Ensure The Area Is Free Of Obstructions

You’d be surprised (or maybe horrified) as to how many times I’ve accidentally clogged my machine by running over the newspaper. In fact, it’s become somewhat of a standing joke in our house. Snowblowers are designed for snow, so if the machine begins to chew up anything else in its path don’t be surprised if it cuts out.

To prevent this I’ve found it best to always clear the area you plan to use the snowblower on prior to the snowfall (when the snow is forecast) and to only use the correct machine under the correct circumstances. I.e. not using a single stage snowblower on gravel.

Side Note: Removing foreign objects from a clogged snowblower is the number one cause of accidents from snowblowers in the US.

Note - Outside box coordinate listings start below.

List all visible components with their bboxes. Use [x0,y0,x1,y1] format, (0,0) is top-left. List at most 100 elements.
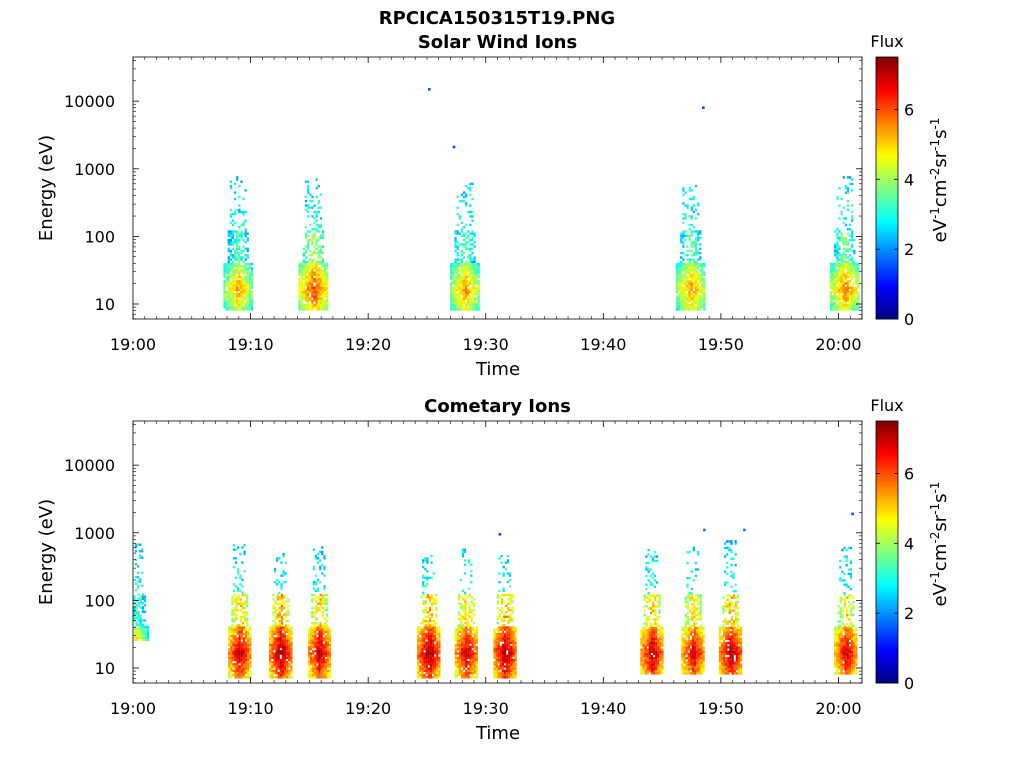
flux-cell [134,589,138,592]
flux-cell [851,232,854,235]
flux-cell [424,567,427,571]
flux-cell [273,652,276,655]
flux-cell [450,299,453,302]
flux-cell [310,673,313,677]
flux-cell [475,676,478,679]
flux-cell [846,299,849,302]
flux-cell [277,641,280,644]
flux-cell [315,271,318,274]
flux-cell [422,561,425,564]
flux-cell [313,293,316,296]
flux-cell [245,650,248,653]
flux-cell [311,277,314,281]
flux-cell [234,645,237,649]
flux-cell [504,650,507,653]
flux-cell [460,288,463,292]
colorbar-segment [876,59,898,62]
flux-cell [689,650,692,653]
flux-cell [460,228,464,231]
flux-cell [504,632,507,636]
flux-cell [429,626,432,629]
flux-cell [680,271,683,274]
flux-cell [688,269,691,272]
flux-cell [419,639,422,642]
flux-cell [319,249,322,253]
flux-cell [429,661,432,664]
flux-cell [846,241,849,244]
flux-cell [426,557,429,560]
flux-cell [507,619,510,623]
flux-cell [458,648,462,651]
flux-cell [249,656,252,659]
flux-cell [640,631,643,634]
flux-cell [470,619,473,623]
flux-cell [454,650,457,653]
flux-cell [244,232,247,235]
flux-cell [234,271,237,274]
flux-cell [504,673,507,677]
flux-cell [286,635,289,638]
flux-cell [433,600,436,603]
flux-cell [317,269,320,272]
flux-cell [236,249,239,253]
flux-cell [236,661,239,664]
flux-cell [227,275,230,279]
flux-cell [846,267,849,270]
flux-cell [653,665,656,669]
flux-cell [422,611,425,614]
flux-cell [426,624,429,627]
flux-cell [300,264,303,268]
flux-cell [838,204,841,207]
flux-cell [236,271,239,274]
flux-cell [429,639,432,642]
flux-cell [477,275,480,279]
flux-cell [695,243,698,246]
flux-cell [497,632,500,636]
flux-cell [501,654,504,657]
flux-cell [307,293,310,296]
flux-cell [456,656,459,659]
flux-cell [321,262,324,266]
flux-cell [274,622,277,625]
flux-cell [498,572,501,575]
flux-cell [697,282,700,285]
flux-cell [471,280,474,283]
flux-cell [438,645,441,649]
flux-cell [310,667,313,670]
flux-cell [661,665,664,669]
flux-cell [694,262,698,266]
flux-cell [431,641,435,644]
flux-cell [504,676,507,679]
flux-cell [838,236,841,240]
colorbar-segment [876,113,898,117]
flux-cell [846,275,849,279]
flux-cell [677,293,681,296]
flux-cell [315,306,318,309]
flux-cell [276,613,279,616]
flux-cell [461,648,464,651]
flux-cell [477,282,480,285]
flux-cell [647,548,650,552]
flux-cell [321,290,324,294]
flux-cell [143,604,147,607]
flux-cell [655,659,658,662]
flux-cell [475,306,478,309]
flux-cell [851,245,854,248]
flux-cell [499,676,502,679]
flux-cell [501,598,504,601]
flux-cell [508,626,511,629]
flux-cell [230,650,233,653]
flux-cell [461,630,464,634]
flux-cell [509,572,512,575]
flux-cell [305,234,308,237]
flux-cell [321,273,324,276]
flux-cell [311,308,314,311]
flux-cell [314,671,317,675]
flux-cell [321,288,324,292]
flux-cell [650,648,653,651]
flux-cell [499,635,502,638]
flux-cell [316,632,319,636]
flux-cell [329,669,332,672]
flux-cell [277,673,280,677]
flux-cell [458,593,461,597]
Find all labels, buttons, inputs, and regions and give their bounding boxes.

If you do accidentally find that you’ve clogged your machine please follow the safety instructions. Plenty of machines come with a cleaning tool which will allow you to easily remove the majority of objects.

Taking this small amount of time to prep the area before using the snowblower is likely to significantly minimise the likelihood of your machine becoming clogged or damaged as a result.

Allow The Machine To Warm Up

To get the best results from your snowblower and to avoid damaging the machine I always suggest allowing five minutes after starting for the machine to warm up.

After these five minutes, I personally start with areas of light snowfall where possible before moving to areas with a heavy snowfall last. This precaution will give your engine enough time to warm up and give it momentum to handle regions with the most compacted snow.